Nonostante la procreazione medicalmente assistita (Pma) sia sempre un percorso lungo e faticoso, lo studio rileva dunque che con le nuove tecniche si possono ottenere più successi. I ricercatori hanno analizzato i dati relativi a 6.600 coppie che si sono sottoposte a Pma nel centro Genera di Roma. Il tasso di bambini nati entro tre anni dall'inizio del trattamento è passato dal 32% del 2010 al 42% nel 2020, con picchi fra il 70 e l'80% nelle donne under 38 che avevano una riserva ovarica nella norma. Lo studio rileva inoltre che gli aborti spontanei si sono dimezzati, passando dal 12% a meno del 6%. È diminuito anche il numero delle donne che hanno avuto un parto gemellare, passato in 10 anni dal 7,5% allo 0,5%.
"I progressi clinici e di laboratorio hanno migliorato l'efficacia e l'efficienza della fecondazione in vitro nel tempo, soddisfacendo anche il desiderio di pianificazione familiare", afferma il primo autore della ricerca Alberto Vaiarelli, ginecologo e coordinatore medico-scientifico del centro Genera di Roma. "Le tecnologie che abbiamo in serbo per il futuro e il miglioramento dei flussi di lavoro ci serviranno per raggiungere l'obiettivo di una riduzione dell'abbandono del trattamento da parte delle coppie", aggiunge il medico. Secondo i ricercatori, le tecniche di fecondazione assistita sono migliorate e con esse i risultati ottenuti. In particolare, ad aver determinato il maggiore successo sono stati: l'uso di terapie ormonali personalizzate, l'avanzamento dello sviluppo degli embrioni prodotti in laboratorio fino al 5-7° giorno, il congelamento dei gameti e degli embrioni prima di procedere con il trasferimento in modo da ottimizzare le condizioni dell'utero, il test genetico pre-impianto e l'adozione dell'approccio multiciclo che prevede la possibilità di fare più tentativi.
Durante il congresso Eshre sono stati presentati anche altri studi che approfondiscono il tema.
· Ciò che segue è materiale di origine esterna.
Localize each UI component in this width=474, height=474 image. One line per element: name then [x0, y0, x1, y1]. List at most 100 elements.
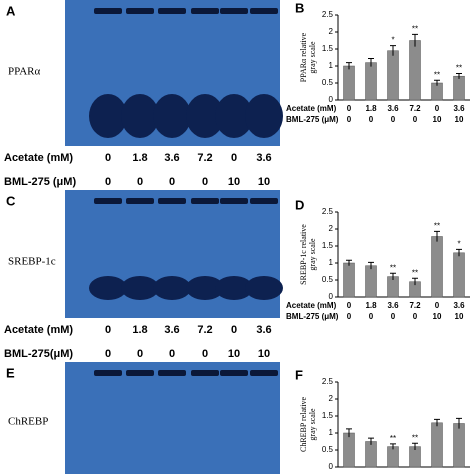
row-value: 0: [347, 301, 352, 310]
y-tick-label: 2.5: [322, 377, 334, 386]
row-value: 10: [455, 115, 464, 124]
y-axis-label: SREBP-1c relative: [299, 224, 308, 285]
row-label: BML-275 (μM): [286, 115, 339, 124]
smear: [245, 94, 283, 138]
row-value: 0: [137, 176, 143, 188]
error-bar: [434, 418, 440, 427]
band: [191, 8, 219, 14]
y-axis-label: PPARα relative: [299, 32, 308, 82]
error-bar: [368, 261, 374, 270]
error-bar: [346, 428, 352, 438]
row-label: Acetate (mM): [4, 324, 73, 336]
row-value: 10: [455, 312, 464, 321]
significance: **: [412, 24, 418, 33]
panel-letter: A: [6, 3, 16, 18]
error-bar: [456, 248, 462, 257]
smear: [215, 276, 253, 300]
error-bar: [456, 417, 462, 429]
band: [191, 198, 219, 204]
error-bar: [456, 72, 462, 79]
smear: [89, 276, 127, 300]
bar: [387, 50, 399, 101]
bar: [365, 62, 377, 101]
row-value: 3.6: [256, 324, 271, 336]
row-value: 0: [369, 115, 374, 124]
row-value: 0: [347, 104, 352, 113]
row-value: 10: [228, 348, 240, 360]
row-value: 0: [105, 324, 111, 336]
band: [191, 370, 219, 376]
error-bar: [346, 259, 352, 266]
row-value: 0: [231, 152, 237, 164]
error-bar: [412, 277, 418, 286]
protein-label: PPARα: [8, 66, 41, 78]
smear: [121, 94, 159, 138]
bar: [431, 236, 443, 298]
panel-letter: C: [6, 193, 16, 208]
band: [94, 8, 122, 14]
row-value: 0: [137, 348, 143, 360]
row-value: 7.2: [197, 152, 212, 164]
band: [250, 370, 278, 376]
row-value: 1.8: [365, 104, 377, 113]
row-value: 0: [105, 152, 111, 164]
band: [250, 198, 278, 204]
y-tick-label: 1.5: [322, 411, 334, 420]
significance: *: [391, 36, 394, 45]
y-tick-label: 2: [329, 27, 334, 36]
row-value: 1.8: [365, 301, 377, 310]
significance: **: [412, 268, 418, 277]
row-label: BML-275(μM): [4, 348, 73, 360]
smear: [245, 276, 283, 300]
blot: [65, 362, 280, 474]
panel-letter: E: [6, 365, 15, 380]
bar: [409, 40, 421, 101]
row-value: 7.2: [409, 104, 421, 113]
row-label: Acetate (mM): [286, 301, 337, 310]
row-value: 1.8: [132, 152, 147, 164]
smear: [121, 276, 159, 300]
band: [220, 8, 248, 14]
y-tick-label: 0: [329, 462, 334, 471]
band: [250, 8, 278, 14]
band: [94, 370, 122, 376]
row-value: 1.8: [132, 324, 147, 336]
panel-letter: D: [295, 197, 304, 212]
row-value: 3.6: [387, 301, 399, 310]
panel-letter: F: [295, 367, 303, 382]
bar: [343, 262, 355, 298]
protein-label: SREBP-1c: [8, 256, 56, 268]
y-tick-label: 0.5: [322, 445, 334, 454]
row-value: 0: [231, 324, 237, 336]
row-value: 0: [391, 312, 396, 321]
row-value: 0: [347, 115, 352, 124]
row-label: BML-275 (μM): [286, 312, 339, 321]
row-value: 3.6: [387, 104, 399, 113]
row-value: 0: [435, 301, 440, 310]
bar: [343, 65, 355, 101]
band: [220, 370, 248, 376]
panel-letter: B: [295, 0, 304, 15]
bar: [431, 422, 443, 468]
row-value: 0: [169, 348, 175, 360]
row-value: 0: [413, 312, 418, 321]
y-tick-label: 2: [329, 224, 334, 233]
y-tick-label: 1.5: [322, 241, 334, 250]
y-tick-label: 1.5: [322, 44, 334, 53]
row-value: 0: [169, 176, 175, 188]
row-label: Acetate (mM): [286, 104, 337, 113]
band: [126, 198, 154, 204]
row-value: 3.6: [453, 301, 465, 310]
y-tick-label: 1: [329, 61, 334, 70]
band: [126, 370, 154, 376]
protein-label: ChREBP: [8, 416, 48, 428]
error-bar: [390, 45, 396, 56]
y-tick-label: 0.5: [322, 275, 334, 284]
error-bar: [368, 58, 374, 67]
bar: [343, 432, 355, 468]
row-value: 0: [413, 115, 418, 124]
smear: [186, 94, 224, 138]
row-label: Acetate (mM): [4, 152, 73, 164]
y-tick-label: 2: [329, 394, 334, 403]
Sempre dei ricercatori di Genera hanno confermato che l'Intelligenza Artificiale è in grado di valutare le condizioni degli embrioni generati con Pma al fine della selezione dei più adatti all'impianto, al pari di come fanno gli operatori umani.
"Attualmente gli strumenti di intelligenza artificiale sono oggetto di studio per valutare se possano prevedere in modo non invasivo l'euploidia (lo stato di salute a livello cromosomico) degli embrioni, ma prima di poterli utilizzare in clinica avremo bisogno di ulteriori analisi", afferma il responsabile Ricerca del gruppo Genera, Danilo Cimadomo. Per questo oggi il test genetico pre-impianto è ancora il miglior indicatore di competenza embrionale. "Non credo sia così prossimo il momento in cui possa essere sostituito da uno strumento di IA. Vedo più probabile, a breve termine, una cooperazione delle due tecnologie", conclude Cimadomo.
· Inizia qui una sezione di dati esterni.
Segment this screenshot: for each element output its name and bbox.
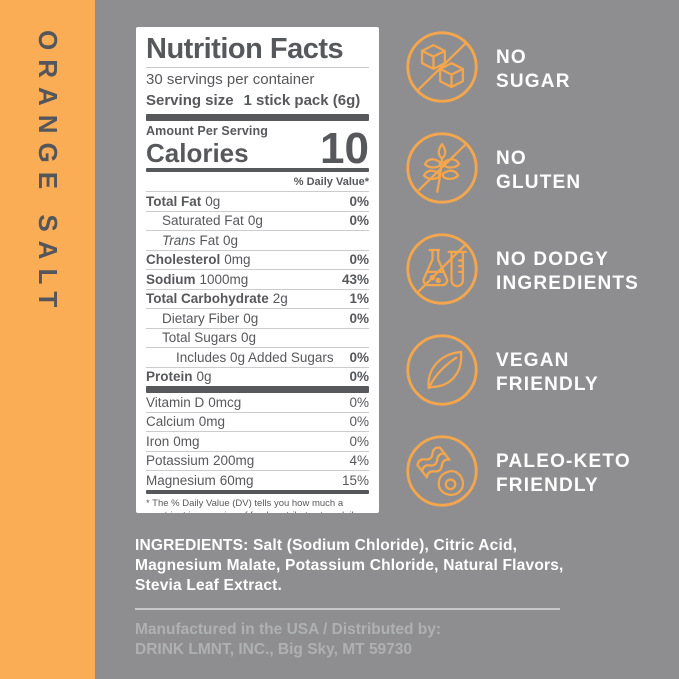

Oltre alle moderne tecniche di Pma, un aiuto alla fertilità potrebbe venire anche da percorsi personalizzati di nutrizione che possono ottimizzare le chance di concepimento nelle donne con problemi di infertilità. Allo stesso evento, degli esperti nutrizionisti del gruppo Genera hanno presentato infatti i risultati di un test pilota da loro condotto che mostrerebbe come le donne con problemi di fertilità hanno una differente distribuzione dei tessuti soprattutto nella parte inferiore del corpo e nella mineralizzazione ossea. Lo studio ha esaminato la conformazione fisica attraverso delle radiografie full body.
Questo approccio, una volta esteso, potrebbe dare dei criteri oggettivi per valutare la composizione corporea di una donna e arrivare a elaborare una terapia nutrizionale e di stili di vita su misura per ciascuna paziente. "Essere sottopeso, sovrappeso o obese aumenta il rischio di ripetuti fallimenti d'impianto dell'embrione o di aborto spontaneo - spiega la prima firmataria della ricerca Gemma Fabozzi, responsabile del centro B-Woman per la salute della donna - . L'indice di massa corporea è l'indicatore più utilizzato per definire le caratteristiche antropometriche. Tuttavia, rappresenta un indicatore inadeguato della composizione corporea, con il rischio di calcolare erroneamente la percentuale di massa grassa e di sottostimare il rischio di fallimento riproduttivo". Servirà dunque altro tempo: "Gli studi dovranno proseguire per capire meglio le differenze e arrivare a elaborare una terapia".